The panel (A) presents the result of MM-GBSA calculations and the delta energy generated for the interactions. The bar plot (B) detailing the key interactions between TLR5 and MEV, emphasizing the residues involved in maintaining the complex stability.

Fig. 8

Dynamics and Interactions of the Integrin-MEV Complex. This figure illustrates the dynamic behavior of the Integrin-MEV complex throughout the simulation. The RMSD (Root Mean Square Deviation) and RMSF (Root Mean Square Fluctuation) plots are included to show the complex’s stability and flexibility, respectively.
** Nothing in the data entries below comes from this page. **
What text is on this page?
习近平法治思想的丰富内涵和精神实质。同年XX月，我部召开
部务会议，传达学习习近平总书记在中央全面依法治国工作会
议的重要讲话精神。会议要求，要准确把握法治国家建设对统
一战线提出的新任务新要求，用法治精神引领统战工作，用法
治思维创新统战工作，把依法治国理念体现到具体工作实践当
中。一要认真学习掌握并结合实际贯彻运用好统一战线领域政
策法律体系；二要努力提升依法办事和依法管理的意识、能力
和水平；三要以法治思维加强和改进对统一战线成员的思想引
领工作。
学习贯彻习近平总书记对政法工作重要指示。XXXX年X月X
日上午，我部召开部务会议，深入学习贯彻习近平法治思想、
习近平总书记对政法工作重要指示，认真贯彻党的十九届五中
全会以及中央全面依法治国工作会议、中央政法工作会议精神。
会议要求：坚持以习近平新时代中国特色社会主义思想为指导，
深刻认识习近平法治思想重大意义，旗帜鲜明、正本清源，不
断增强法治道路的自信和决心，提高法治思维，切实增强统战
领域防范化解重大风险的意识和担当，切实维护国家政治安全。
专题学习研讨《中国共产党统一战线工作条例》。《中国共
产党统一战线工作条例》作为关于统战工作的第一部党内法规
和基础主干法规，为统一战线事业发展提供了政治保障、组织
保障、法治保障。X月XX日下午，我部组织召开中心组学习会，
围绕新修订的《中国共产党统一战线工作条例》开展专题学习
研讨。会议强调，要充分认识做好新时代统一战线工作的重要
The BSA (Buried Surface Area) plot depicts the interaction interface extent between Integrin and MEV, while the hydrogen bond plot demonstrates the stability of hydrogen bonds over the simulation period. Structural snapshots of the Integrin-MEV complex at 50 ns, 80 ns, 90 ns, and 100 ns are superimposed to highlight conformational changes.

Fig. 9

The first panel presents (A) the result of MM-GBSA calculations, and the delta energy generated for the interactions. The bar plot (B) detailing the key interactions between integrin and MEV, emphasizing the residues involved in maintaining the complex stability.

Fig. 10

In silico cloning of the RV-MEV construct into the pET28a (+) vector. The vaccine construct, which has been created, is depicted in the designated red region and will be replicated in the multiple cloning sites (MCS) together with 6 histidine residues at the C terminal.

Fig. 11

Immune simulation profile of the candidate RV-MEV showing (A) antigen count and antibody titer with Ig subclass; (B) B cell population; (C) T_h cell; (D) T_h population per state; (E) T_h cell count and percentage; (F) cytokines and interleukins.